For those chasing what may feel like the ever elusive goal of weight loss, focusing on the quality of sleep should be the first priority. Simply being tired makes everything much tougher, making it harder to resist tempting foods and oiling the path to react more emotionally towards eating. Tiredness also wreaks havoc with your hormonal signals. “One study showed if you get only 5 hours sleep a night your fullness hormone plummets 18% and the hormone that makes you feel hungry soars by 28%...meaning that after a bad night's sleep you are likely to consume 22% more calories than you otherwise would”. Not to mention just the fact of being awake longer opens more opportunities for eating or grazing on food when actually we should aim to have a period of at least a full 12 hours per 24 hours clear of ingesting any calories (so also resist the sugary, milky and alcoholic drinks during this period) to allow our bodies to reset hunger signals, to effectively digest all we have consumed for that day and allow our body’s full fat burning mode to kick in.
In addition to the benefits of sleep I have briefly mentioned here the book discusses the impact of chronic sleep deprivation (experienced by more of us than we may think) on a vast array of topics like driving, workplace productivity, education, reproduction and various diseases like heart disease, diabetes, depression and Alzheimers.

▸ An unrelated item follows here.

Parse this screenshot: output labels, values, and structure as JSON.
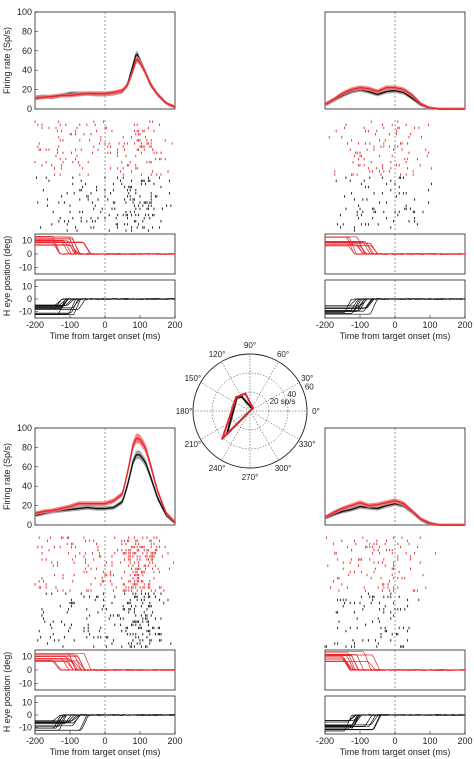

The impact of stimulants like caffeine and the true validity of some treatments to aid sleeping such as sleeping pills is also discussed along with the varying sleep requirements humans have during their lifespan. I highly recommend reading the book to more fully understand just how important sleep is to all of us.
But for now how can we improve our sleep?
These simple points will help improve your sleep patterns, boost your body's natural circadian rhythm and optimise the benefits you get from your time of slumber….
Get exposure to natural daylight in the morning, just 20 mins drinking your morning coffee outside will benefit you, even on a cloudy day.
Darken your nights, turn off electronic devices at least 60 mins before bedtime.
Keep the same routine, including on weekdays and weekends.
Don’t use the snooze button which creates undue stress on your system with repeated forced awakening.
Reduce caffeine intake especially after lunchtime and reduce your alcohol intake. Alcohol sedates us but does not promote the healthy functions of sleep we discuss here.
Eat 2-3 hours before going to bed allowing your body to digest food before you sleep and giving yourself ideally at least a full 12 hours without taking in calories.